Maddie Elwell

Personal information
- Full name: Madison Sarah Elwell
- Date of birth: September 6, 1999 (age 26)
- Place of birth: Ambler, Pennsylvania
- Height: 5 ft 9 in (1.75 m)
- Position: Midfielder

College career
- Years: Team / Apps / (Gls)
- 2017–2021: Vanderbilt Commodores / 97 / (12)

Senior career*
- Years: Team / Apps / (Gls)
- 2022–2023: Washington Spirit / 14 / (1)

= Maddie Elwell =

American soccer player (born 1999)

Madison Sarah Elwell is an American former professional soccer player.
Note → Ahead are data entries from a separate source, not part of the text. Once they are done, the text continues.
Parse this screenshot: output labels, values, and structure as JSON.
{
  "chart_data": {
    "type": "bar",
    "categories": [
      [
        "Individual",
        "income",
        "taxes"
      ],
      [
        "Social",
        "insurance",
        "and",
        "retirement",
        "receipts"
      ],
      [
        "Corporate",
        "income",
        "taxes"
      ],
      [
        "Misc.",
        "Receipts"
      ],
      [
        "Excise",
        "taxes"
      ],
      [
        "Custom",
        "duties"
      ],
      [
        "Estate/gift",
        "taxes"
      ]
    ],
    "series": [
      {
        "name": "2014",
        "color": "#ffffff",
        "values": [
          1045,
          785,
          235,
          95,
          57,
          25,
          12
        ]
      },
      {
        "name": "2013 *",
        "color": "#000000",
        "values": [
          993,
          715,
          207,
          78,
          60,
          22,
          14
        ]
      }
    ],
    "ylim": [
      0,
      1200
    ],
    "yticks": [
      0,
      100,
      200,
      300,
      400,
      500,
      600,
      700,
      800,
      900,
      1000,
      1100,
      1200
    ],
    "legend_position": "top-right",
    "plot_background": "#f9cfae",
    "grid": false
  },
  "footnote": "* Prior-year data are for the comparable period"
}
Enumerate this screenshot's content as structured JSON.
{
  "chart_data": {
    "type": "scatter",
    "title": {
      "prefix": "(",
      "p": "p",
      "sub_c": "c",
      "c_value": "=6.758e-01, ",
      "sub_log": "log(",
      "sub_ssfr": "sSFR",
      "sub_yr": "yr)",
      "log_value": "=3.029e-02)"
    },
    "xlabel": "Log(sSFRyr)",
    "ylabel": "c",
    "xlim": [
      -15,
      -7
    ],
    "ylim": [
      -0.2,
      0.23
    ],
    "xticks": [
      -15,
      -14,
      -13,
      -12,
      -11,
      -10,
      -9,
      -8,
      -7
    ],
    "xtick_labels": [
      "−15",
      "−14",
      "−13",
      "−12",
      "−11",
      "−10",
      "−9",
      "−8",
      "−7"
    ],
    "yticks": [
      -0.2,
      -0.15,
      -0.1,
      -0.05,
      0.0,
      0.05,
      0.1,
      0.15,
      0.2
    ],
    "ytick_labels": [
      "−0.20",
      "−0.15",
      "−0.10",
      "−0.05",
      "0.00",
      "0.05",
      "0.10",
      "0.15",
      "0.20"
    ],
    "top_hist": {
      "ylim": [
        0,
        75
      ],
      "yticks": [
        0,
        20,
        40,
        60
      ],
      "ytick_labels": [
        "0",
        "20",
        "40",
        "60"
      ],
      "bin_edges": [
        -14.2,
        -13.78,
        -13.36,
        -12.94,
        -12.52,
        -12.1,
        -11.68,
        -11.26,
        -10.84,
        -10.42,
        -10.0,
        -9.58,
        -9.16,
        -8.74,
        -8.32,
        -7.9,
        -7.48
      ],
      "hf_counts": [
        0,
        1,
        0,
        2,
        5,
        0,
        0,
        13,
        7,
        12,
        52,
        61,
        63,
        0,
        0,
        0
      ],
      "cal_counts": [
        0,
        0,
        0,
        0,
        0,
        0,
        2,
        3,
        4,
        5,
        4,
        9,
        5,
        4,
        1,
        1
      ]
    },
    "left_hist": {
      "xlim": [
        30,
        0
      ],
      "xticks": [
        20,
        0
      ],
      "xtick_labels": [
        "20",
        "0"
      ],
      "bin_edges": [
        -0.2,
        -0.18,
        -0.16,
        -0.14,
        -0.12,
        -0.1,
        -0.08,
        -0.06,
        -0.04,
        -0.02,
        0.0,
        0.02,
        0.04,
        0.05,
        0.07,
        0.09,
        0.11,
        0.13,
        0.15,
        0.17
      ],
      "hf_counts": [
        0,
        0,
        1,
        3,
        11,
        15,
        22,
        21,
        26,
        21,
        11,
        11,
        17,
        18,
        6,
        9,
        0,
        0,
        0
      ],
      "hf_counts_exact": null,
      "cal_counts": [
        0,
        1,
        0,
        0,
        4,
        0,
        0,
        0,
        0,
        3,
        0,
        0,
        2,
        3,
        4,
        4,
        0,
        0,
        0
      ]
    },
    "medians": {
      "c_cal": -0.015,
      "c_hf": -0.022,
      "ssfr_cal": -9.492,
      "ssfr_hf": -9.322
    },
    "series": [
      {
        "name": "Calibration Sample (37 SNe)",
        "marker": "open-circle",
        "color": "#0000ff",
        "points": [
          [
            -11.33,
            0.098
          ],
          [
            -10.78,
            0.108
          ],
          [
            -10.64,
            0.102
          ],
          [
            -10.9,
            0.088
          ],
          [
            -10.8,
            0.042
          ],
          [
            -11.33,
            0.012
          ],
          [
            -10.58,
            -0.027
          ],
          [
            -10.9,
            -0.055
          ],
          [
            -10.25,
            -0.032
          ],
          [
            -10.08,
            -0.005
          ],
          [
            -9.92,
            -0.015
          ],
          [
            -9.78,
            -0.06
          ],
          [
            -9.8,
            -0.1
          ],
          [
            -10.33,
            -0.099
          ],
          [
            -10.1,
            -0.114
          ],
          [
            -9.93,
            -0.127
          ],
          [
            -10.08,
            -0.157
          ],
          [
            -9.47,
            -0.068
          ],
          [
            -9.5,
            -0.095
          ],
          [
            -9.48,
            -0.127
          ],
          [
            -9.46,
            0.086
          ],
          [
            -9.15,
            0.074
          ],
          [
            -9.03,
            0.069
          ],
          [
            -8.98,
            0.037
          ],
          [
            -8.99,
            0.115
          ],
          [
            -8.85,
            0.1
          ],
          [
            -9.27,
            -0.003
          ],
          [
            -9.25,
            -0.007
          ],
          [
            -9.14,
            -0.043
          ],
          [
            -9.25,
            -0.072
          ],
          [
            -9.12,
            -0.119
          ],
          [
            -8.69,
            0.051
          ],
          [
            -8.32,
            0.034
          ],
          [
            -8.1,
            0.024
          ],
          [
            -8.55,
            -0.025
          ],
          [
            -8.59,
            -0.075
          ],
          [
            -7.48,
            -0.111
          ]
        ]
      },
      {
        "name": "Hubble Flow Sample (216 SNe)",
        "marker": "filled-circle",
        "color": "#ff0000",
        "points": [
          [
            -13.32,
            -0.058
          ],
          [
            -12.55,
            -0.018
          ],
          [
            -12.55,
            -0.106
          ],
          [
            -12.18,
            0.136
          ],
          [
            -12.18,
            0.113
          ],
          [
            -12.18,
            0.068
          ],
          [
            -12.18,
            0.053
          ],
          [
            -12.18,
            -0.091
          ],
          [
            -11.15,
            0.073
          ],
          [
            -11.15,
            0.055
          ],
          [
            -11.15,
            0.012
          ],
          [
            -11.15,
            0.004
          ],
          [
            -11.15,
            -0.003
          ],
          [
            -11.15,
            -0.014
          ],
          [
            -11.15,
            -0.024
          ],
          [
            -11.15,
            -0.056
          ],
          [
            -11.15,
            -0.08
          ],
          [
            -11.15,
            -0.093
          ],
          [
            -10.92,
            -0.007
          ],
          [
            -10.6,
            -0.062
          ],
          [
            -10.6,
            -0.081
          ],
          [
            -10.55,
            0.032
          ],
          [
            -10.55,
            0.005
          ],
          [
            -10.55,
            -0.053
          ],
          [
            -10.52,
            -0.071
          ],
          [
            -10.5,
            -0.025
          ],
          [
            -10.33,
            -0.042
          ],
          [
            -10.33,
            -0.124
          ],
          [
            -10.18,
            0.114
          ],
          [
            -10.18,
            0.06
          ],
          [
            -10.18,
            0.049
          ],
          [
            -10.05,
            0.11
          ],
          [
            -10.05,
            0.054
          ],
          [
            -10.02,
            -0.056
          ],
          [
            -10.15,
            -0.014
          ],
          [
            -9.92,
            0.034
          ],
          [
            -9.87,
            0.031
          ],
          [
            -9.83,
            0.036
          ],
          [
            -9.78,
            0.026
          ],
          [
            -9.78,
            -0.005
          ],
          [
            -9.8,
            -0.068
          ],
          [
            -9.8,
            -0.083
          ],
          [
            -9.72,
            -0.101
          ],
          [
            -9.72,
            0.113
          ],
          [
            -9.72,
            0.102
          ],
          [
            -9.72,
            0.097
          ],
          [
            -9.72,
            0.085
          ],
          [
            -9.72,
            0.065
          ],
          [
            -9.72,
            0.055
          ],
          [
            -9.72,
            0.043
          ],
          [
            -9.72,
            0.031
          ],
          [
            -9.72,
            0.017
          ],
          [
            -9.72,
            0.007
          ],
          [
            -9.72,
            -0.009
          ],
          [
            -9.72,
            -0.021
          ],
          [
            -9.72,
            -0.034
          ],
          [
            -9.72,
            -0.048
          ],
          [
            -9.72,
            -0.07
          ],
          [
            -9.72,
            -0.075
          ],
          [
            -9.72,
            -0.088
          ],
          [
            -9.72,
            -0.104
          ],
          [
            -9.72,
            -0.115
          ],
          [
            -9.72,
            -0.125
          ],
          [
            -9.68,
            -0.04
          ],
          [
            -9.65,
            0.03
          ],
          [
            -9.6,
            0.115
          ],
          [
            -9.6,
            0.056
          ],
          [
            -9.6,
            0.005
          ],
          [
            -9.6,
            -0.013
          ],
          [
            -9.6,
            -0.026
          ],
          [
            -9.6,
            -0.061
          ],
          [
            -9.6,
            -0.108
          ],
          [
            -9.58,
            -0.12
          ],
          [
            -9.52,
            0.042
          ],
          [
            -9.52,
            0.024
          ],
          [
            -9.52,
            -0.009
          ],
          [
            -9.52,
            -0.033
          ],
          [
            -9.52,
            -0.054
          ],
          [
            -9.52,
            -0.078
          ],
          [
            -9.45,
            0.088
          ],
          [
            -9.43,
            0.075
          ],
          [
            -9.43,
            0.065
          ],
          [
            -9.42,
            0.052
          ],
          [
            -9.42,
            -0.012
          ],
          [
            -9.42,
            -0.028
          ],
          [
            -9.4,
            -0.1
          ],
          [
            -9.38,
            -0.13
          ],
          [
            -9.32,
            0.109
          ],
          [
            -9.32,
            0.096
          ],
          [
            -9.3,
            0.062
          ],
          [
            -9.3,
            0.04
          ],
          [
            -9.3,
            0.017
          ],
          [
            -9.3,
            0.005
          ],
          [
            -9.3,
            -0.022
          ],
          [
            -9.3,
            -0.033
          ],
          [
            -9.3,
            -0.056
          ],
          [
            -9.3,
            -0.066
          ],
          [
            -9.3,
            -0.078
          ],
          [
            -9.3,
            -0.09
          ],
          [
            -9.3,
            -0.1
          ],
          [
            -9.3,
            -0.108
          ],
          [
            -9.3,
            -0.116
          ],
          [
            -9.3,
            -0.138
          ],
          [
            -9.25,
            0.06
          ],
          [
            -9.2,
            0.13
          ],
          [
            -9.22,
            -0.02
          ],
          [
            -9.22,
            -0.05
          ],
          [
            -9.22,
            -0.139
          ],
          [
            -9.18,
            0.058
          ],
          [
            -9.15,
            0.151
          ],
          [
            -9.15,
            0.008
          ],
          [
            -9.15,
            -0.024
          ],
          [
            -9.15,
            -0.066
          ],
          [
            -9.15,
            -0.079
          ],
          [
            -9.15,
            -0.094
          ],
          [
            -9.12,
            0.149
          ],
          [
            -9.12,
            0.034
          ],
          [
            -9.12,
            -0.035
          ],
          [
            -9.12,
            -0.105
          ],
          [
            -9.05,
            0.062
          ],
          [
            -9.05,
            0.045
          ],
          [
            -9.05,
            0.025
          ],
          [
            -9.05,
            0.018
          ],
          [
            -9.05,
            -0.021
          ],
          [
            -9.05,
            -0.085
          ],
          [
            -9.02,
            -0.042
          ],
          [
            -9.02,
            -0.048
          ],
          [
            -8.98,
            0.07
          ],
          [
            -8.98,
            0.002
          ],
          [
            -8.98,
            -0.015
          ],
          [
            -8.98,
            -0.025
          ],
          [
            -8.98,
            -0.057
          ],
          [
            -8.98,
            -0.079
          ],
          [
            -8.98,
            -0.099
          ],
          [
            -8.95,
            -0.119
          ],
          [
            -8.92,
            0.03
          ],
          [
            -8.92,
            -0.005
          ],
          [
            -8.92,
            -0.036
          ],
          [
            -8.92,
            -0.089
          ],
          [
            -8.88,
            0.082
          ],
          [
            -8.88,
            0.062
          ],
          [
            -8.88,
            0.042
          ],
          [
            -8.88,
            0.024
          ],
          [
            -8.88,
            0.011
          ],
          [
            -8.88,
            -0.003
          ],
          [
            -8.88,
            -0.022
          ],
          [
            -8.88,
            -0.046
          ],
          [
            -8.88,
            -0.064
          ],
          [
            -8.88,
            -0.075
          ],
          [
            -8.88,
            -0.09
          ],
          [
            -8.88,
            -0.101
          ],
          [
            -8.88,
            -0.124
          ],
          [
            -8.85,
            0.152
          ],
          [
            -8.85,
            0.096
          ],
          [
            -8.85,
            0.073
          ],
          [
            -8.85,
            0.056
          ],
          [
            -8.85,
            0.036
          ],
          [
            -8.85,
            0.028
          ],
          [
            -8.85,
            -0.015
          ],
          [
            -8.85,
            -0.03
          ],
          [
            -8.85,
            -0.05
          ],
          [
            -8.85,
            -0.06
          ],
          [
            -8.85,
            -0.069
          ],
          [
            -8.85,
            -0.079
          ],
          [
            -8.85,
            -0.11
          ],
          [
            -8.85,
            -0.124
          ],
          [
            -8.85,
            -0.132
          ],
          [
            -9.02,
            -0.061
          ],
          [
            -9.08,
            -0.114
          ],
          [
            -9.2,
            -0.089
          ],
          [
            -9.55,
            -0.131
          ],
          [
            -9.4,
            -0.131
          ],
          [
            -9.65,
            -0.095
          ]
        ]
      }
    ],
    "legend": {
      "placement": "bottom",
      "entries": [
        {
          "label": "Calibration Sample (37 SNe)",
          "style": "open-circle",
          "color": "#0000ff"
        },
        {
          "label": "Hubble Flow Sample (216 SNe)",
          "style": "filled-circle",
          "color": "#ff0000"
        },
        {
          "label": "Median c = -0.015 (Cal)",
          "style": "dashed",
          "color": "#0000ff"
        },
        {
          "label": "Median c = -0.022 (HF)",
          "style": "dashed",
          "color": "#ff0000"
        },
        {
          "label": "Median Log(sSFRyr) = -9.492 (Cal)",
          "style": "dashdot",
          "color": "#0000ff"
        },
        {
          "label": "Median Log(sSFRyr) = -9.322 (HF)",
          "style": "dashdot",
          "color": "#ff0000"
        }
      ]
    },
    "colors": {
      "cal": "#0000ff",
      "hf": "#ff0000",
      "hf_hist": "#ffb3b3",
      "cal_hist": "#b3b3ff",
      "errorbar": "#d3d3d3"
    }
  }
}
She played college soccer for the Vanderbilt Commodores before selected by the Washington Spirit in the 2022 NWSL Draft.

== College career ==

A native of Ambler, Pennsylvania, Elwell attended Vanderbilt University from 2017 to 2022 before being drafted by the Washington Spirit. While at Vanderbilt, Elwell scored 12 goals and notched 29 assists during her five seasons. She earned Second Team All-SEC honors in her final three seasons at Vanderbilt.

== Club career ==
Elwell was drafted with the 15th overall pick by the Washington Spirit in the 2022 NWSL Draft. During the 2022 season, she appeared in 10 matches and played for 300 minutes. On June 17, 2022, Elwell scored her first NWSL goal against Racing Louisville.On November 20, 2023, Elwell was waived by the Spirit.